OT: Incurable pedantry (Was: Emphasis on proper address...)
amiabledorsai
amiabledorsai at yahoo.com
Mon Jun 27 01:58:11 UTC 2005
No: HPFGUIDX 131485
--- In HPforGrownups at yahoogroups.com, "jlv230" <jlv230 at y...> wrote:
> > > Dung:
> > > Absolutely no offence meant, but there is NO SUCH WORD AS
> > > IRREGARDLESS. You mean irrespective or regardless.
> > > Sorry. I'll get me coat.
> >
> > Amiable Dorsai:
> > Sure there is: it's right here in my "Webster's New International
> > Dictionary" (2nd ed.)--right between "irrefutability" and
> > "irregeneracy". Webster doesn't seem to care for it much, but
> > there it is.
> >
> > Of course, you have an unalienable right to your opinion.
>
> Ah, a descriptivist, prescripivist debate.
<Snip a lot of interesting stuff>
> "[A] The word is thoroughly and consistently condemned in all
> American references I can find. But it's also surprisingly common.
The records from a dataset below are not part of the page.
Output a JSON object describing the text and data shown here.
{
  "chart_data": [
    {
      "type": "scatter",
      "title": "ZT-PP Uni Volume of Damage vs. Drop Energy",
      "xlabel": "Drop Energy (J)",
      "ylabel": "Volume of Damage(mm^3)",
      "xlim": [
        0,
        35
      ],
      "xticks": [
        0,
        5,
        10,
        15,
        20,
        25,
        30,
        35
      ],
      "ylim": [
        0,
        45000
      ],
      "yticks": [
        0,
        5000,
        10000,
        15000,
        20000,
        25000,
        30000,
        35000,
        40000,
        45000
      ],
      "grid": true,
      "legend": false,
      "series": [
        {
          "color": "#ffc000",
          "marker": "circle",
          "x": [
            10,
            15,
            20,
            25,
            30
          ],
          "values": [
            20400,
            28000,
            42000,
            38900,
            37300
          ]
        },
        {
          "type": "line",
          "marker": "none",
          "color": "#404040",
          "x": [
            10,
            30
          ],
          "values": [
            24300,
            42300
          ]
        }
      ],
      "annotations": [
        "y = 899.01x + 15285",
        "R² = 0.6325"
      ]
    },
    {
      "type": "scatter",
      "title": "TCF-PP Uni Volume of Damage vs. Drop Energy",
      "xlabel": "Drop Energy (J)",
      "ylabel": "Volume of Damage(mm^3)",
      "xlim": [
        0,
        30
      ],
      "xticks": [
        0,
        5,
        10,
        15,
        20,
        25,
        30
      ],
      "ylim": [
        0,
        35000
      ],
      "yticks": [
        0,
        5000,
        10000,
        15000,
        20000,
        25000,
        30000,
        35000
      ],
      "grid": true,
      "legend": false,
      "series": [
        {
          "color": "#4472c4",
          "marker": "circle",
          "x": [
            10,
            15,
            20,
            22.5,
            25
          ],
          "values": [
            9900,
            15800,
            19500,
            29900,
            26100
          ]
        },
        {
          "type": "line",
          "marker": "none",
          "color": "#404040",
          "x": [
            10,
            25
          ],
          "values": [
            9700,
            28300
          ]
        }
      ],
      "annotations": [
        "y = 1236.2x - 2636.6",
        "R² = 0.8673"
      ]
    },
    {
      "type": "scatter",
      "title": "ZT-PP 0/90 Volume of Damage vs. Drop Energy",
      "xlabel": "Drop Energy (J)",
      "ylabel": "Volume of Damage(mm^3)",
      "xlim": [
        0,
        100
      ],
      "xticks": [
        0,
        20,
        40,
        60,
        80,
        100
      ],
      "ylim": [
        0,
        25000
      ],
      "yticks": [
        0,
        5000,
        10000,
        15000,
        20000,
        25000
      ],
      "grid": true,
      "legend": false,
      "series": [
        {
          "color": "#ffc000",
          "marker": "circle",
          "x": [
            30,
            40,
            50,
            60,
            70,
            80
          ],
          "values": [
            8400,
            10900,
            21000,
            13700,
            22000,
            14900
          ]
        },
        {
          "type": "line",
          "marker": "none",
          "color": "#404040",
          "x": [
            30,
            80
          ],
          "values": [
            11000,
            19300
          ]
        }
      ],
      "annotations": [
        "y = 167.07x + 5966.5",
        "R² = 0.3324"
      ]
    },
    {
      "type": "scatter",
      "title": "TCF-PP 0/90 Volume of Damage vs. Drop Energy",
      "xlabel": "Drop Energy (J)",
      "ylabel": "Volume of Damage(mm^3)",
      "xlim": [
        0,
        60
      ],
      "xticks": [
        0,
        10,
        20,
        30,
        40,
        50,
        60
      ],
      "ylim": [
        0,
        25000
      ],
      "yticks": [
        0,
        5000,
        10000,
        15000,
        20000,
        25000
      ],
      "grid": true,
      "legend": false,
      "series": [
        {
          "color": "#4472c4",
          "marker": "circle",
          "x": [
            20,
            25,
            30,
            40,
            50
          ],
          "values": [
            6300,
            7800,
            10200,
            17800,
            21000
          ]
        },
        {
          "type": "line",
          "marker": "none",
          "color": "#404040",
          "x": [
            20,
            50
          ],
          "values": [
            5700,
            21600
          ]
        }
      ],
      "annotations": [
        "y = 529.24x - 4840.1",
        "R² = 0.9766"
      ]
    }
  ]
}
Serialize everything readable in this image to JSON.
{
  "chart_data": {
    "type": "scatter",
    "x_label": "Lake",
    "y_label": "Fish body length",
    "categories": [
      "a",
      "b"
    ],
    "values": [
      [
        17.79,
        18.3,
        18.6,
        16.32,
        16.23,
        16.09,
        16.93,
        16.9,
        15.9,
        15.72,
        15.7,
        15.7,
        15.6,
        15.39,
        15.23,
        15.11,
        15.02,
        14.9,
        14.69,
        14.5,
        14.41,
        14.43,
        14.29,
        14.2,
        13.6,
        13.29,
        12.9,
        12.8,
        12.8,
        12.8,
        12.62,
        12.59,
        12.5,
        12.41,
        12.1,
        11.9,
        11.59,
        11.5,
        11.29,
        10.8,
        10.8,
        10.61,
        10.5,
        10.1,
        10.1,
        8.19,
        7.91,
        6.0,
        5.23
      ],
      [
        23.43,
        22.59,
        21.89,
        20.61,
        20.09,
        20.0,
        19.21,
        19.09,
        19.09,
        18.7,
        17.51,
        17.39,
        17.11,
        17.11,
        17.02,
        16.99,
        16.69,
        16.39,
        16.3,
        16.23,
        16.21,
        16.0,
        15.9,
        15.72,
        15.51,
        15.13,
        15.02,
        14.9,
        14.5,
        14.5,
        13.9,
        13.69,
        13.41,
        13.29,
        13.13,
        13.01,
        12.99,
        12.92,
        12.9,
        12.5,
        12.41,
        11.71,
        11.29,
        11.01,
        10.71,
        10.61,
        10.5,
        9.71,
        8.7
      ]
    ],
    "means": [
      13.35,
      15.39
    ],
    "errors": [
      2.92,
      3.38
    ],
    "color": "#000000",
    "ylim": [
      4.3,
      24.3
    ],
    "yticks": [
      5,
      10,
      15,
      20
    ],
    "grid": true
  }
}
> It's formed from regardless by adding the negative prefix ir-; as
> regardless is already negative, the word is considered a logical
> absurdity.
I tend toward the prescriptivist viewpoint myself. I mostly wanted to
make the "unalienable right" joke (which is probably only funny to an
American, and not all of us). I don't care for "irregardless", either.
But it's way too late in the day to demand consistent logic from English.